E de repente parece que alguém tinha escrito este guião: uma mulher de mais de 30 anos levanta-se da mesa onde estava com os amigos e vai sentar-se no dorso de um pequeno Estrumpfe, daquelas máquinas para crianças, e vai introduzir na ranhura uma moeda de um marco, para um minuto de alegria. Será que o Estrumpfe aguenta o peso de um adulto? Cai a ficha, o Estrumpfe balança para trás e para a frente, até que os amigos troçam dela carinhosamente, que já não tem idade para brincadeiras, dizem eles, e ela:
Quando eu era criança havia uma guerra, posso ser criança agora!
25 anos depois.
Passamos a Ponte Latina, com a narradora de Ž, no mesmo sentido em que o Arquiduque a atravessava em Junho de 1914, quando a Europa já morria nas pontes.
Na esquina em frente há um minimuseu onde podemos ver, por exemplo, como as armas do assassino — Gavrilo Princip — eram mínimas. Um revólver menor do que a palma da minha mão. Ele próprio parece um homem pequeno, de olhar melancólico. Um sérvio da Bósnia, tão anti-austríaco como anti-otomano, que acreditou febrilmente numa futura Jugoslávia.
Lembras-te de Sarajevo, Alexandra? O assassinato naquela esquina do mundo até dava um outro conto, com detalhes tão (in)verossímeis, dignos do melhor humor bósnio, como aquele frame a preto e branco em que um dos cúmplices de Gavrilo, ao falhar uma das tentativas anteriores para eliminar Ferdinand, e não tendo por onde fugir, esboça um suicídio, atirando-se de uma daquelas pontes de poucos metros de altura para o Miljacka, de facto, quase um riacho.
Saio do Museu e dou de caras com um Charlot a cores. Se eu fosse o Charlot — pedira-lhe eu uma vez aqui, no centenário da Primeira Guerra Mundial, com o microfone da rádio já ligado: estamos em 1914, se eu fosse, continua Faruk...
O que é que eu, Charlot, faço neste momento do atentado? Não sei bem se sou um homem com consciência de que a História está a passar à minha frente, da mesma maneira que este eléctrico passa pela rua. O que é que o Charlot faria aqui?
(muitos risos, longa pausa)
Talvez começasse a chorar... Imagino que ele se ia embora, vagabundeando por algumas destas pequenas ruas. Ou então apanhava um táxi e dizia numa linguagem que ninguém ia perceber: “Foge, foge, foge! Para qualquer lado, para o Norte, para o Oeste, para qualquer lado!...” No fundo, neste lugar sente-se uma espécie de excesso da História que não se pode explicar. Esta nossa Sarajevo talvez tenha demasiada História para uma geografia tão pequena.

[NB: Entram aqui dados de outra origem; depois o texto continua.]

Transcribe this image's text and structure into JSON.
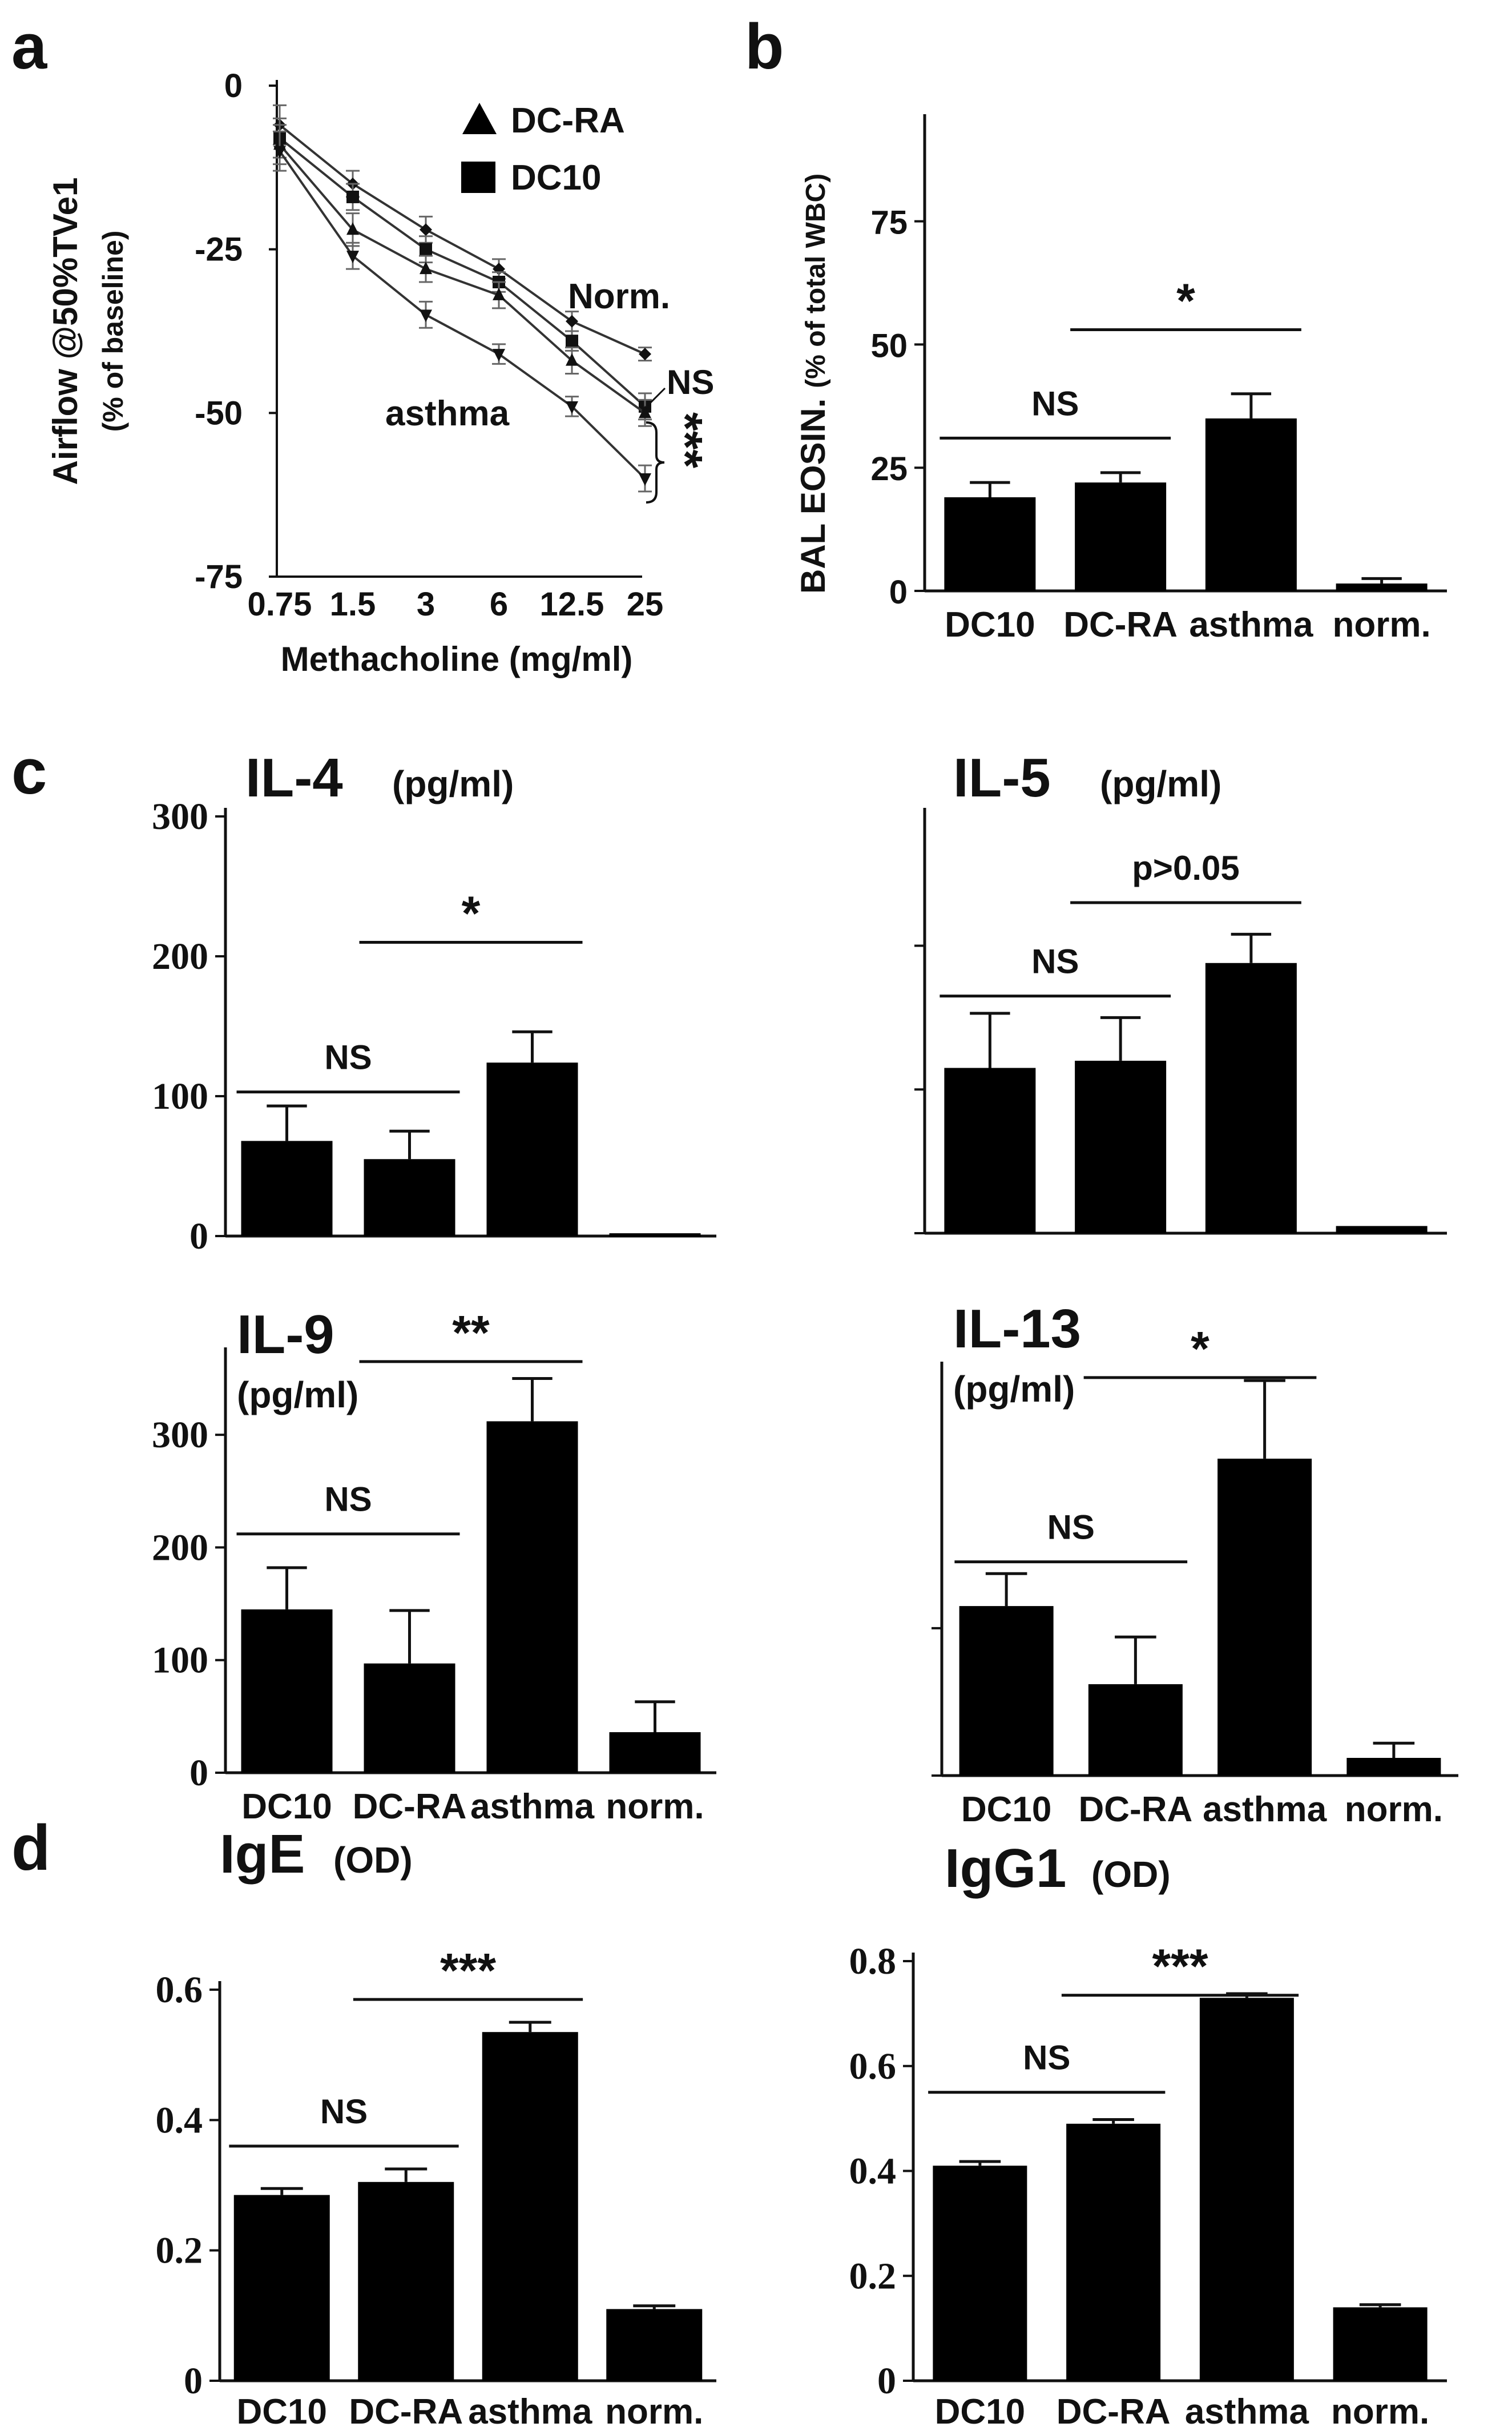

Faruk Boric tem mesmo o seu quê de Charlot. Não fisicamente, como até Gavrilo teria, mas naquele caminhar e no seu je ne sais quoi de criança. Vir a esta cidade é isto que não cabe em guias de viagem: ganhar amigos, brincar com eles, descobrir pessoas monumentais, ajudá-los a continuar Sarajevo. Porque alguns deles lembram-se do que é perder um amigo numa guerra, enquanto eu só perdi, e ainda não o sabia, os amigos daqueles que haveriam de ser os meus amigos de hoje. Só me posso lembrar daquilo que se lembram os meus amigos.